Maue Bilanz zu Stellenprogramm
Die Lektüre des Papiers macht deutlich: Das Bemühen um eine personelle Entlastung der rund 30.000 Pflegeheime und Pflegedienste braucht langen Atem. So geht das BMG davon aus, dass das neue Verfahren zur Personalbemessung „flächendeckend“ erst ab 2025 zum Einsatz kommt.
Zum Hintergrund: Ein wissenschaftliches Fundament für den Personaleinsatz in der Pflege gibt es bislang nicht. Das von dem Bremer Forscher Professor Heinz Rothgang entwickelte Personalbemessungsinstrument soll die Lücke schließen.
Demnach sollen mehr Assistenzkräfte eingesetzt werden, um den erweiterten Pflegebedürftigkeitsbegriff umzusetzen. Fachkräfte sollen sich so stärker den im Pflegeberufegesetz festgeschriebenen Vorbehaltsaufgaben widmen können.

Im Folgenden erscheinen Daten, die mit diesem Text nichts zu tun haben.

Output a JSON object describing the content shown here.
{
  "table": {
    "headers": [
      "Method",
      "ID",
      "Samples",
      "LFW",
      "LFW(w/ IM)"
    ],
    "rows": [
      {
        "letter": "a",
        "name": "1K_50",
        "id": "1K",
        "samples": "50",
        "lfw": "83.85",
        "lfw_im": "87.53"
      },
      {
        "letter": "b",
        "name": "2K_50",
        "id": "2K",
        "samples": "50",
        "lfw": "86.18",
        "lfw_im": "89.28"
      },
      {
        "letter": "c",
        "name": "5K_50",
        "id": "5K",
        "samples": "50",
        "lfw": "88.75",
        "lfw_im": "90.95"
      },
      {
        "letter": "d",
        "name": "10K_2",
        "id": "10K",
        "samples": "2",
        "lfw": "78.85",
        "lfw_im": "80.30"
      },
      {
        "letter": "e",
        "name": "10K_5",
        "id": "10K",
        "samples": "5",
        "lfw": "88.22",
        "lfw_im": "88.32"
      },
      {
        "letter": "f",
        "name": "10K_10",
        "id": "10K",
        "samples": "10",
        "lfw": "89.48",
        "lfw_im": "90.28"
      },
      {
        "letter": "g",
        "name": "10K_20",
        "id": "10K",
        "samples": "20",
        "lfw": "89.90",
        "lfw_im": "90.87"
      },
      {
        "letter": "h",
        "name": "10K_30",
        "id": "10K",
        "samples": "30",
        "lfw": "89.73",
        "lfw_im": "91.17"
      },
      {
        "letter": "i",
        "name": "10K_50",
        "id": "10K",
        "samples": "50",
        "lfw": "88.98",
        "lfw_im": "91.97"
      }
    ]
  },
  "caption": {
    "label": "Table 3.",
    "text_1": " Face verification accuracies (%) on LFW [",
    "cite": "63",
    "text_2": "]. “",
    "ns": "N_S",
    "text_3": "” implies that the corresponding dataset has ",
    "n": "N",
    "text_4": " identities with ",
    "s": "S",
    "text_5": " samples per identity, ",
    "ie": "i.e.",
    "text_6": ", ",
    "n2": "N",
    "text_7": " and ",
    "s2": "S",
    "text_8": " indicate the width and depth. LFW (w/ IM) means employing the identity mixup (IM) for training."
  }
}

Personal- und Qualifikationsmix
In einer „ersten Personalausbaustufe“ seien seit Beginn dieses Jahres 20.000 zusätzliche Assistenzkräfte vorgesehen – was rund 20 Prozent des zusätzlichen Personalbedarfs entspreche, heißt es in der „Roadmap“. Weitere Ausbaustufen sollten folgen. Dazu zählten auch Modellprogramme, Evaluationen und eine Studie zum Personalmix in der ambulanten Pflege.
Dass sich allein die im ersten Schritt vorgesehenen 20.000 Assistenzstellen besetzen lassen, ist ungewiss. So gesteht auch das BMG ein, dass schon das mit dem Pflegepersonal-Stärkungsgesetz aufgelegte Programm für 13.000 zusätzliche Pflegestellen schleppend läuft. Zur Erinnerung: Die Stellen werden seit Anfang 2019 von den Kassen voll finanziert.
Das Ende 2020 vom Bundestag verabschiedete Gesetz zur Verbesserung der Gesundheitsversorgung und Pflege sieht daher vor, die Stellen auch mit Fachkräften aus weiteren Gesundheits- und Sozialberufen zu besetzen. Zudem wird die Einstellung von Pflegehilfskräften in Ausbildung zur Pflegefachkraft erleichtert.
Verbände reagieren enttäuscht
Verbände werfen der Koalition dennoch fehlenden Ehrgeiz vor. Die Roadmap sei „enttäuschend“, sagt Pflegerats-Vize Irene Maier. Das Papier sei unpräzise, es fehle eine kurzfristige echte Perspektive.
Nur mit Verbindlichkeit lasse sich das Signal senden, dass „Professionalität und Relevanz der beruflich Pflegenden in der Langzeitpflege ernstgenommen wird“, betont auch die Präsidentin des Deutschen Berufsverbands für Pflegeberufe, Professor Christel Bienstein. Es müsse jetzt gehandelt werden. Auch fehlten Lösungen für den ambulanten Bereich.
Reform noch bis September!?
Unabhängig davon stellt sich die Frage: Wer bezahlt es? „Eine verbesserte Personalausstattung ist mit einem höheren Finanzierungsbedarf der Pflegeeinrichtungen verbunden“, schreibt das BMG. Pflegebedürftige und Angehörige seien vor zu hohen Eigenanteilen zu schützen und eine nachhaltige Finanzierung sicherzustellen.
Gesundheitsminister Jens Spahn (CDU) hat eine Reform dazu noch in dieser Legislatur angekündigt.